VOLTERRA – «La priorità è che gli acquiferi di alta qualità siano destinati esclusivamente al consumo umano, mentre la produzione industriale dovrà ripiegare su acque di qualità inferiore. Questa è la legge, e chiediamo solo che venga rispettata». E’ quanto chiede il sindaco di Volterra Marco Buselli in vista dell’incontro convocato il 16 gennaio a Firenze dalla Regione Toscana con l’Autorità Idrica, le Province di Pisa e Livorno e i sindaci della Val di Cecina,  per discutere della questione idrica in Val di Cecina, uno dei tasselli fondamentali relativi all’accordo di programma sulla questione Solvay.
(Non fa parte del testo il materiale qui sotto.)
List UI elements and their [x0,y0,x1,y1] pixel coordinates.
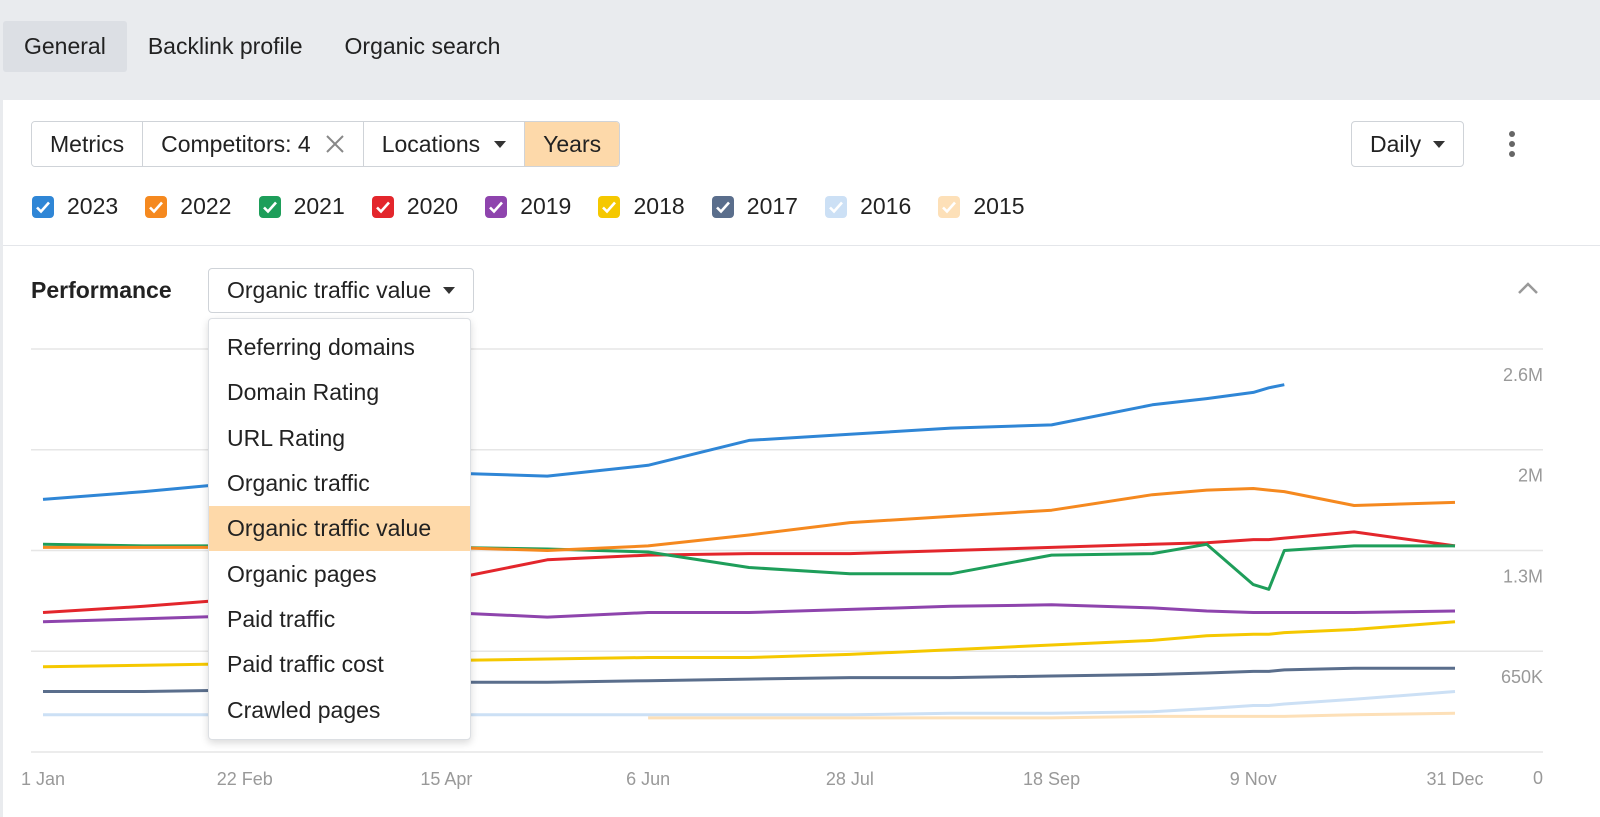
section-title: Performance [31,277,172,303]
legend-label: 2016 [860,193,912,219]
legend-checkbox[interactable] [258,195,282,219]
clear-icon[interactable] [325,134,345,154]
label: Competitors: 4 [161,130,311,157]
tab[interactable]: General [3,21,127,72]
y-tick-label: 650K [1501,667,1543,687]
panel: Metrics Competitors: 4 Locations Years D… [3,100,1600,817]
legend: 2023 2022 2021 2020 2019 2018 2017 2016 2015 [31,193,1051,220]
legend-item[interactable]: 2021 [258,193,371,220]
legend-label: 2017 [746,193,798,219]
legend-label: 2020 [406,193,459,219]
legend-checkbox[interactable] [711,195,735,219]
metric-select[interactable]: Organic traffic value [208,268,475,313]
menu-option[interactable]: URL Rating [227,424,346,451]
x-tick-label: 18 Sep [1023,769,1080,789]
legend-label: 2015 [973,193,1025,219]
tab-bar: General Backlink profile Organic search [3,21,521,72]
caret [494,140,507,148]
legend-label: 2019 [520,193,572,219]
x-tick-label: 9 Nov [1230,769,1277,789]
legend-checkbox[interactable] [824,195,848,219]
legend-item[interactable]: 2019 [484,193,597,220]
menu-option[interactable]: Domain Rating [227,379,380,406]
legend-item[interactable]: 2023 [31,193,144,220]
menu-option[interactable]: Paid traffic [227,605,336,632]
legend-checkbox[interactable] [597,195,621,219]
x-tick-label: 28 Jul [826,769,874,789]
x-tick-label: 31 Dec [1426,769,1483,789]
legend-checkbox[interactable] [31,195,55,219]
legend-label: 2018 [633,193,685,219]
x-tick-label: 22 Feb [217,769,273,789]
label: Metrics [50,130,125,157]
legend-checkbox[interactable] [144,195,168,219]
caret [1433,140,1446,148]
x-tick-label: 6 Jun [626,769,670,789]
label: Years [543,130,602,157]
label: Daily [1370,130,1422,157]
menu-option[interactable]: Organic traffic [227,470,370,497]
metrics-button[interactable]: Metrics [32,122,144,166]
legend-item[interactable]: 2018 [597,193,710,220]
metric-menu: Referring domains Domain Rating URL Rating… [208,318,471,740]
more-menu[interactable] [1503,130,1521,160]
years-button[interactable]: Years [525,122,620,166]
legend-label: 2022 [180,193,232,219]
series-line [648,711,1456,720]
legend-checkbox[interactable] [484,195,508,219]
collapse-icon[interactable] [1517,280,1539,296]
label: Locations [381,130,481,157]
menu-option[interactable]: Organic pages [227,560,377,587]
tab[interactable]: Organic search [344,33,501,59]
competitors-button[interactable]: Competitors: 4 [143,122,364,166]
menu-option[interactable]: Crawled pages [227,696,381,723]
filter-group: Metrics Competitors: 4 Locations Years [31,121,621,167]
legend-item[interactable]: 2016 [824,193,937,220]
caret [443,287,456,294]
y-tick-label: 2M [1518,466,1543,486]
interval-select[interactable]: Daily [1351,121,1465,167]
menu-option[interactable]: Referring domains [227,334,415,361]
legend-label: 2023 [67,193,119,219]
legend-item[interactable]: 2015 [937,193,1050,220]
legend-item[interactable]: 2022 [144,193,257,220]
x-tick-label: 15 Apr [420,769,472,789]
x-tick-label: 1 Jan [21,769,65,789]
locations-button[interactable]: Locations [363,122,526,166]
legend-item[interactable]: 2020 [371,193,484,220]
separator [3,245,1600,246]
menu-option[interactable]: Organic traffic value [209,506,470,552]
y-tick-label: 2.6M [1503,365,1543,385]
legend-checkbox[interactable] [371,195,395,219]
legend-checkbox[interactable] [937,195,961,219]
tab[interactable]: Backlink profile [147,33,303,59]
menu-option[interactable]: Paid traffic cost [227,651,384,678]
legend-item[interactable]: 2017 [711,193,824,220]
label: Organic traffic value [227,277,432,303]
legend-label: 2021 [293,193,345,219]
y-tick-label: 0 [1533,768,1543,788]
y-tick-label: 1.3M [1503,566,1543,586]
Una richiesta, quella di riprendere il percorso, che il sindaco di Volterra aveva più volte sollecitato in questi mesi. «Finalmente è stato ripreso un percorso fermo da troppo tempo, dal momento che affrontare la questione idrica in relazione alla presenza di Solvay sul territorio, è assolutamente indispensabile – spiega il sindaco Buselli -. Attendiamo di avere dalla Regione, in quell’occasione, lo stato generale della risorsa idrica in tutta la valle del Cecina. Sulle prospettive future rilancio la necessità di investire risorse certe su un invaso strategico a Pian di Goro. Durante l’incontro chiederò – prosegue il primo cittadino di Volterra  – l’apertura di un confronto sul tema tra la provincia di Pisa e quella di Siena, dal momento che l’investimento metterebbe in sicurezza l’approvvigionamento idrico in una vastissima area a cavallo tra le due province».